Most people will unconciously turn their head when trying to pin down a sound location.
There's a diffearance between Dolby Digital, and Dolby Digital Live.
DD is the 5.1 sound you get from movies.
DDL is the ability to do real time encoding so you can hear say surround sound from games on a DD sound stream.
If this technology isn't present, you have to use an ANALOG sound connection for a game to get surround, it can only do stereo (not surround) on digital for anything other than movies/tv shows.
This is a 6 year old technology from SoundStorm on nvidia nforce 2 motherboards and creative hasn't bothered to put it on thier sound cards yet.

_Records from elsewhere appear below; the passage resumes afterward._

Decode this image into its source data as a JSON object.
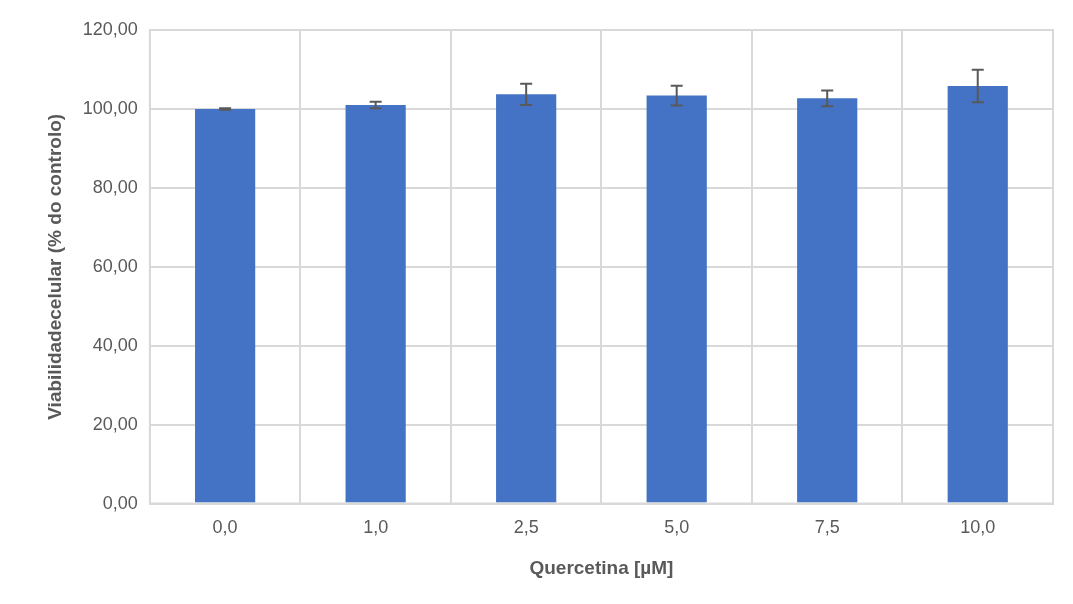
{
  "chart_data": {
    "type": "bar",
    "xlabel": "Quercetina [µM]",
    "ylabel": "Viabilidadecelular (% do controlo)",
    "categories": [
      "0,0",
      "1,0",
      "2,5",
      "5,0",
      "7,5",
      "10,0"
    ],
    "values": [
      100,
      101,
      103.7,
      103.4,
      102.7,
      105.8
    ],
    "errors": [
      0.2,
      0.8,
      2.7,
      2.5,
      2,
      4.1
    ],
    "color": "#4472c4",
    "ylim": [
      0,
      120
    ],
    "yticks": [
      {
        "value": 0,
        "label": "0,00"
      },
      {
        "value": 20,
        "label": "20,00"
      },
      {
        "value": 40,
        "label": "40,00"
      },
      {
        "value": 60,
        "label": "60,00"
      },
      {
        "value": 80,
        "label": "80,00"
      },
      {
        "value": 100,
        "label": "100,00"
      },
      {
        "value": 120,
        "label": "120,00"
      }
    ],
    "grid": true
  }
}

Don't worry,the hairyfeet has got you covered-Audigy and X-Fi.Don't you just love the power of the Internet? I don't even have those cards(currently running a Live! I got give to me when I built a gamer a new rig)but I snatched the drivers in case I happen to get one give to me,or I get one cheap when Creative buys the farm.I used to ALWAYS have a creative card,but their asshatery got so bad I just couldn't bare to support them with my $$$.Really stupid move,Creative.Geeks are the ones buying your cards and then you piss them off with this IP crap.Just dumb.
ACs don't waste your time replying, your posts are never seen by me.